Face authentication using graph-based low-rank representation of facial local structures for mobile vision applications

Mobile vision systems involve more challenges than ordinary vision systems. In this paper, we propose a novel face authentication approach that considers the difficulties, which exist in mobile vision systems, e.g. lower resolution and quality acquisition, lower storage capabilities, lower computation power, and poor imaging conditions. The proposed authentication approach uses specific fiducial components for authentication purposes. A facial graph model, which involves both of appearance and geometric facial information, is built for face representation. The graph of an image in the gallery set is composed of the low rank matrices of those components as nodes and the mean Euclidean distances between these components as edges. The probe image is represented in a similar way, except that the nodes are represented by the intensity vectors of the components. A weighted matching procedure is performed between the probe and the gallery graphs to make an authentication decision. The proposed system was evaluated using a locally-designed challenging dataset, which is acquired using a cell phone camera.

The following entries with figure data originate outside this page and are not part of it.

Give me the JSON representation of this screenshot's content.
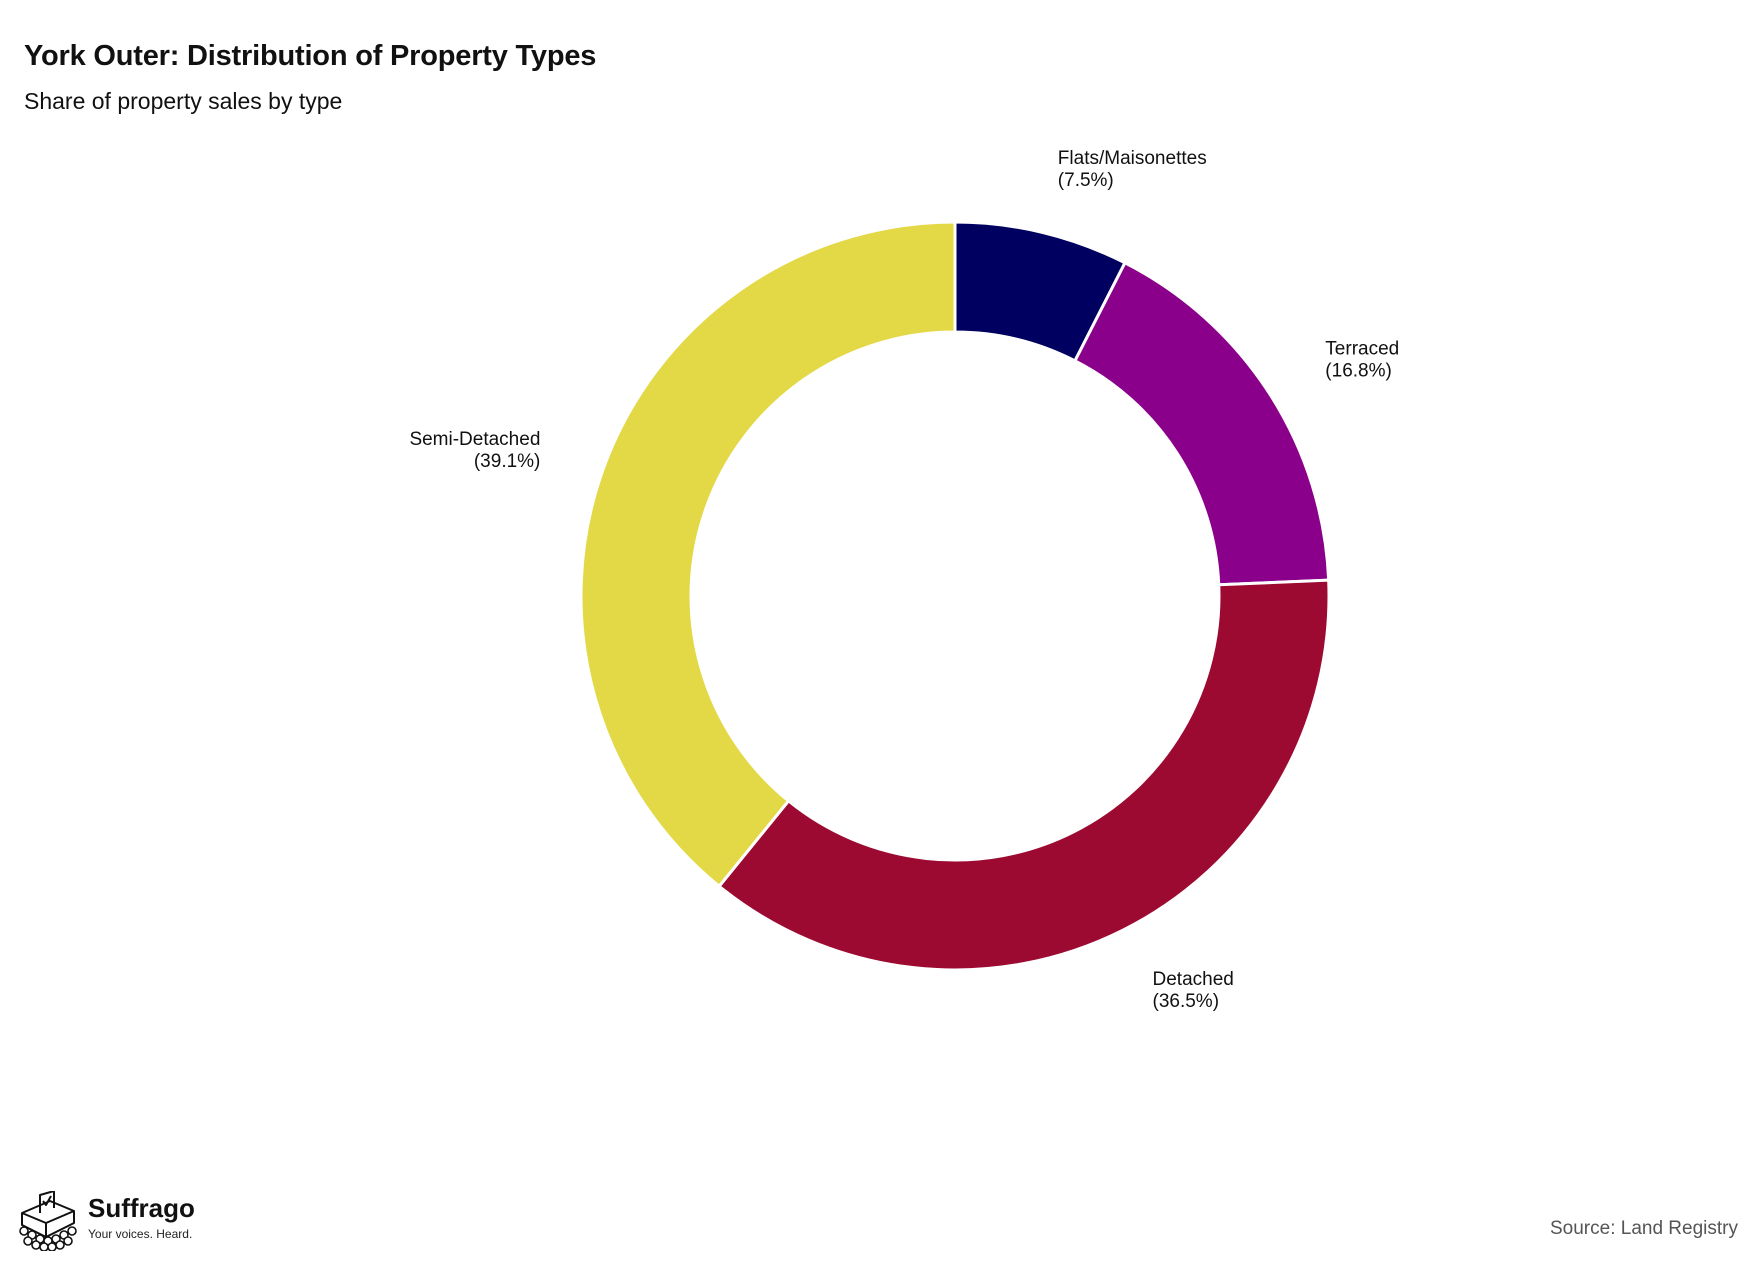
{
  "title": "York Outer: Distribution of Property Types",
  "subtitle": "Share of property sales by type",
  "source": "Source: Land Registry",
  "logo": {
    "name": "Suffrago",
    "tagline": "Your voices. Heard."
  },
  "chart_data": {
    "type": "pie",
    "variant": "donut",
    "title": "York Outer: Distribution of Property Types",
    "subtitle": "Share of property sales by type",
    "unit": "%",
    "slices": [
      {
        "label": "Flats/Maisonettes",
        "value": 7.5,
        "display": "(7.5%)",
        "color": "#000060"
      },
      {
        "label": "Terraced",
        "value": 16.8,
        "display": "(16.8%)",
        "color": "#8b008b"
      },
      {
        "label": "Detached",
        "value": 36.5,
        "display": "(36.5%)",
        "color": "#9d0a31"
      },
      {
        "label": "Semi-Detached",
        "value": 39.1,
        "display": "(39.1%)",
        "color": "#e3d845"
      }
    ]
  }
}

The quality of the captured images of the evaluation dataset is intentionally very low, in order to mimic severe imaging conditions, which a mobile authentication system may encounter. For comparison purposes and as a benchmark test, we evaluate the proposed approach using the FRGC 2.0 dataset. The evaluation results show the potential of the proposed approach in making correct authentication decisions, given very low quality-images. The effectiveness of the proposed approach, in terms of accuracy and memory requirements, versus relevant approaches is demonstrated.